I also thought it would be a good chance for me to trial a speech recognition dictation software program, Mac Speech Dictate, to save my fingers doing the walking while blogging. This is my first experience with this type of software, and these are the first two paragraphs I've ever created by talking into a microphone on a computer. It is being written into a Word document as I speak. The results as you can see, are quite surprising, and in fact after only two paragraphs I am completely delighted with the time-saving future I can see in this new software.

But the speech recognition software program is just part of the technology that we are taking with us on the trip. Apart from the very obvious, velvet covered video booth -called the Outhouse-we are bringing GPS data loggers and digital recorders with us to interview artists and cultural leaders in that region.  We are also bringing paper maps for people to draw on and tell us about places of inspiration, creativity and powerful memory.

It will be interesting to see how the mix of technology and outback marred and dust work together. (I can see that the software has just typed marred instead of mud.) What is not an unknown is the helpfulness of the local people that I have been speaking to in the Central Darling in planning this trip. Today I was speaking to Dick Wagner, cultural organiser and a true local from White Cliffs, and with one phone call I feel as if we have found a real friend for the success of this research during our four days in that opal mining town. In Tllpa we have found similar support from local property owner and historian Michael McInerney. But it's not all blokes, in Menindee Margot Muscat, Auntie Beryl Carmichael, and Lorraine Looney have all given useful advice for our planned visit.

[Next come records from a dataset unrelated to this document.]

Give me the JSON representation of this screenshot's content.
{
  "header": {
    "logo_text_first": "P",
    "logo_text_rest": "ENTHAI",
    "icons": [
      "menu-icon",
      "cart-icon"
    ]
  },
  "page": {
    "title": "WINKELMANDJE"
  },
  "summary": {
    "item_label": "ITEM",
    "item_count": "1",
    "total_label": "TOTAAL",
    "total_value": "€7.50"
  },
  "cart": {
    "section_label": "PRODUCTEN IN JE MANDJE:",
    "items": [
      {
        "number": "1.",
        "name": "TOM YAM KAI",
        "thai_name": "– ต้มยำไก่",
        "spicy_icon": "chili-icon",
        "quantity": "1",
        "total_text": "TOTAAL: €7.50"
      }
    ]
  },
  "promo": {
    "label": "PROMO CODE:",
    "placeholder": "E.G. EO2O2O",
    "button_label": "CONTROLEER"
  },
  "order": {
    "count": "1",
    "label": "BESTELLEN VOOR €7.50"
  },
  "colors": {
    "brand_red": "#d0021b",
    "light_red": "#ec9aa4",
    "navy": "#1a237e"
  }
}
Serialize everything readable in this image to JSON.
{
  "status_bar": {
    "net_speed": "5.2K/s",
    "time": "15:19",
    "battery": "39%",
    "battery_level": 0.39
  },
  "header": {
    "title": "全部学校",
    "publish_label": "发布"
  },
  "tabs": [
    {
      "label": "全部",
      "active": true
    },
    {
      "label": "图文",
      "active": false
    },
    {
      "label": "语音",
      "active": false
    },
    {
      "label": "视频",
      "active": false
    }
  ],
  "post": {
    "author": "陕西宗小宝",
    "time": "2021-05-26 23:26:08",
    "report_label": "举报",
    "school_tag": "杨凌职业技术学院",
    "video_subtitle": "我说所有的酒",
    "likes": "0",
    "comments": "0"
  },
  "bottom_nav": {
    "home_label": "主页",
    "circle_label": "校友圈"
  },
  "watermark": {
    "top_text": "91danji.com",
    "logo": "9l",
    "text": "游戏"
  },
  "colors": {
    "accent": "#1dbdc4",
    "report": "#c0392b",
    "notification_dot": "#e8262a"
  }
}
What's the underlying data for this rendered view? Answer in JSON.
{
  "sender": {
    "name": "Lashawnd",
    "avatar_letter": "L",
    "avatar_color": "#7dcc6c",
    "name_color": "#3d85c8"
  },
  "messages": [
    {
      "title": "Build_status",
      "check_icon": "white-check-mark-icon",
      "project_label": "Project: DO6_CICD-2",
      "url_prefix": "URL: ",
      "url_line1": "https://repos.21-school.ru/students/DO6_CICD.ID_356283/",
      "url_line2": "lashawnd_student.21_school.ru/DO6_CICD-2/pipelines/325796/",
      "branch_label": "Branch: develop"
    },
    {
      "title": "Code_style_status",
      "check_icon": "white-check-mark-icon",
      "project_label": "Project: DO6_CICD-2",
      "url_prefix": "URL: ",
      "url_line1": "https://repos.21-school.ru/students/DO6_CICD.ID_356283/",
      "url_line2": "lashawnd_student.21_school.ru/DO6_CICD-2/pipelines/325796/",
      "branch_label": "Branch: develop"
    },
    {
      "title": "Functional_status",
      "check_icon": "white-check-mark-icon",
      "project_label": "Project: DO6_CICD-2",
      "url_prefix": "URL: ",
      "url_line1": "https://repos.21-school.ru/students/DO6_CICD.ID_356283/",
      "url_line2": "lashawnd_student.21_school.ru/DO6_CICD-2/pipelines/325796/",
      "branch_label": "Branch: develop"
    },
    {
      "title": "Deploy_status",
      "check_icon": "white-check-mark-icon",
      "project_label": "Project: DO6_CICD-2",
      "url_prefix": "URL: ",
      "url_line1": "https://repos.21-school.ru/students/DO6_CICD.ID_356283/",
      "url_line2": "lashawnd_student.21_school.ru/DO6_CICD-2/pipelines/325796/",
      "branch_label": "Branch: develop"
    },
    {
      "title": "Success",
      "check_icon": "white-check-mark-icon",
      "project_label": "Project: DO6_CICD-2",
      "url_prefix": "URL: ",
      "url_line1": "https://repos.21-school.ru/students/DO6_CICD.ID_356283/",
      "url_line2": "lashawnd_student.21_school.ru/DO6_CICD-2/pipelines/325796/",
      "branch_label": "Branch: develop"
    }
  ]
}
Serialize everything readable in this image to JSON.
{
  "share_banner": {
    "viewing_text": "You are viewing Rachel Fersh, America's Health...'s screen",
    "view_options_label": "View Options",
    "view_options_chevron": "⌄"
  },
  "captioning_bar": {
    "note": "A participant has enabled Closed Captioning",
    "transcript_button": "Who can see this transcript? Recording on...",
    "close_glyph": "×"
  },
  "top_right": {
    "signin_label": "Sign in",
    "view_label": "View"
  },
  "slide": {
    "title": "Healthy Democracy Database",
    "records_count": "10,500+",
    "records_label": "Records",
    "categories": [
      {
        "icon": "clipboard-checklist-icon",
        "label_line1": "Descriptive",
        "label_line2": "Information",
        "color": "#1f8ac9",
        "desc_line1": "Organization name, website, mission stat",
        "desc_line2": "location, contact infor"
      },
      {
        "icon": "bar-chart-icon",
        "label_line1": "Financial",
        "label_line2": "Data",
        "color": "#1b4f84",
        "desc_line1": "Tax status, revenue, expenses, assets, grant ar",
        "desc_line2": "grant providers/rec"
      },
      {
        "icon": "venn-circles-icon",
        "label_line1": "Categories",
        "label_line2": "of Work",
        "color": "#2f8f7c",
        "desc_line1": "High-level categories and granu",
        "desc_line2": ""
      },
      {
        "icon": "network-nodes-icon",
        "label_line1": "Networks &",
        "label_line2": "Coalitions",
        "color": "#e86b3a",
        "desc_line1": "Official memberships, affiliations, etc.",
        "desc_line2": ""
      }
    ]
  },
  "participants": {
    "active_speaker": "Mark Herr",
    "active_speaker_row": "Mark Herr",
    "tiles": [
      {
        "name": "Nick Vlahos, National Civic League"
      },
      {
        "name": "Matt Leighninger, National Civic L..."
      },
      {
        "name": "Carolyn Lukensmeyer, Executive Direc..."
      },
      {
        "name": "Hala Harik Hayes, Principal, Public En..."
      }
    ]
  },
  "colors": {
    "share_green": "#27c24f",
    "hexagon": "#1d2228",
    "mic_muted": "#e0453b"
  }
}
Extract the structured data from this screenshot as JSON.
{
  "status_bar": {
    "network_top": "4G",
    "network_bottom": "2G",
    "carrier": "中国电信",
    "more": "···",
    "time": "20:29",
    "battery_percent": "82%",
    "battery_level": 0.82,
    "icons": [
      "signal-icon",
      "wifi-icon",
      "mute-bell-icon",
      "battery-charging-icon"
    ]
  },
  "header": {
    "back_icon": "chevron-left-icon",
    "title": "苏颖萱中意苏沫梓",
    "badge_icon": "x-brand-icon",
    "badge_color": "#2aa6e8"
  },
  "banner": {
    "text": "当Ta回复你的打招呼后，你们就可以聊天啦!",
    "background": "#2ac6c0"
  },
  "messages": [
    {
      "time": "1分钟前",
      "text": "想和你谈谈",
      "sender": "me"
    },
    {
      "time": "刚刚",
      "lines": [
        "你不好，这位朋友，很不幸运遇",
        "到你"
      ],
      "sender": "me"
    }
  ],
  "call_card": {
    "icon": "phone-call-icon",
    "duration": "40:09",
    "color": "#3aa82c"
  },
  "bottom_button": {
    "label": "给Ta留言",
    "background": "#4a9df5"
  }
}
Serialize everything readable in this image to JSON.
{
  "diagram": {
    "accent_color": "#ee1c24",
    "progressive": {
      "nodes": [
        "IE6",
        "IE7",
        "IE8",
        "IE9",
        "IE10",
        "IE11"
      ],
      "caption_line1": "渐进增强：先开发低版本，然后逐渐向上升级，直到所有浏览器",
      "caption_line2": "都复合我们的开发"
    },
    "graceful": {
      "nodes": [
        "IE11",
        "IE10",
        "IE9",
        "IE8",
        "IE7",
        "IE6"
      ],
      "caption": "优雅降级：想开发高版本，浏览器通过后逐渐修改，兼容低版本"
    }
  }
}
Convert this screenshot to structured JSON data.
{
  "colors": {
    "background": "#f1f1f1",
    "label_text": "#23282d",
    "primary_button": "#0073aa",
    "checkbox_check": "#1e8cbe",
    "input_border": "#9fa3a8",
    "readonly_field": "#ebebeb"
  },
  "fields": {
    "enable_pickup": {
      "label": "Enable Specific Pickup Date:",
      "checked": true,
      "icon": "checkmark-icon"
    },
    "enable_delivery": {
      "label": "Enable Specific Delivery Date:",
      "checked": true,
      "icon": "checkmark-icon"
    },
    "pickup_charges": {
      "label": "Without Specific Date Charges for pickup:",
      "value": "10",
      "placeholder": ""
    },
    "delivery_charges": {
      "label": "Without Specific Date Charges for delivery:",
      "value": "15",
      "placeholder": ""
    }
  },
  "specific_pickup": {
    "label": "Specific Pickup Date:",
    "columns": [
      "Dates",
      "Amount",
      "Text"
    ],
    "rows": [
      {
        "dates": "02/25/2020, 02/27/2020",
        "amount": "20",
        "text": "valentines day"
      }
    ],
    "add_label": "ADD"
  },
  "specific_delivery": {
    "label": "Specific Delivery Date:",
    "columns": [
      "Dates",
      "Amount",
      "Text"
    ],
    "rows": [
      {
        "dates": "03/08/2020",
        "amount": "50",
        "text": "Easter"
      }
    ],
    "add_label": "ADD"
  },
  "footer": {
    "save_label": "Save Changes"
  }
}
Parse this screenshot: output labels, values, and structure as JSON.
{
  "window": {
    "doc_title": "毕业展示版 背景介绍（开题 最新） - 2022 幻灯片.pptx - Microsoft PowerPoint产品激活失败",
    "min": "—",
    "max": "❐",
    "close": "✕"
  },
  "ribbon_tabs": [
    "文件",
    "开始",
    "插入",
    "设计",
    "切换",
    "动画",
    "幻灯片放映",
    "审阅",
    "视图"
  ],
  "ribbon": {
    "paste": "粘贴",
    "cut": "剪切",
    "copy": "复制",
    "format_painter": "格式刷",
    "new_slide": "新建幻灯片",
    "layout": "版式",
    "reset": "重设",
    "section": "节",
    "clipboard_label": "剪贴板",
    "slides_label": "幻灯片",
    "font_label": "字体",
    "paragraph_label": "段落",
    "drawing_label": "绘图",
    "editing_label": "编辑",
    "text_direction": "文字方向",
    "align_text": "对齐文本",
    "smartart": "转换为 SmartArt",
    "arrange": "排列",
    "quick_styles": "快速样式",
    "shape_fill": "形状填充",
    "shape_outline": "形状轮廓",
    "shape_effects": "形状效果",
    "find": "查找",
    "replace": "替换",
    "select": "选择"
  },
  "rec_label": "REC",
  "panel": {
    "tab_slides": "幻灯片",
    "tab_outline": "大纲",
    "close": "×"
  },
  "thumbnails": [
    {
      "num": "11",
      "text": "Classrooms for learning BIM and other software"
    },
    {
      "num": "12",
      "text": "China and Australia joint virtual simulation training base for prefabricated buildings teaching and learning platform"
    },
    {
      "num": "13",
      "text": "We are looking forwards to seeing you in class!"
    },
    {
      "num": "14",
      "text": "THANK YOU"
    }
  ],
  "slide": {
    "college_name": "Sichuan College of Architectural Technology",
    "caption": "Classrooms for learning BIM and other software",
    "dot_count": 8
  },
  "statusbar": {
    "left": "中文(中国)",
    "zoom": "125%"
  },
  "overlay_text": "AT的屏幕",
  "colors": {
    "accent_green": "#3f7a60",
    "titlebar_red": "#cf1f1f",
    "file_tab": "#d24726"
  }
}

But Menindee will be the last stop on our tour which starts next week in Ivanhoe. Before we go I will try to publish a map of our itinerary and my travelling companions and researchers, Andrew Warren from the University of Wollongong and Samuel Van Ransbeeck from the Catholic University of Porto, will also, no doubt, have much to say in blog or Facebook updates.

(But just one final comment right now-I am SO impressed with this voice recognition software: a couple of names were spelt incorrectly and it couldn't cope with a town named Minnie Indy, which I will correct when I stop speaking, but everything else in this post is exactly as dictated. Time-saving in D!...also got that last word wrong.)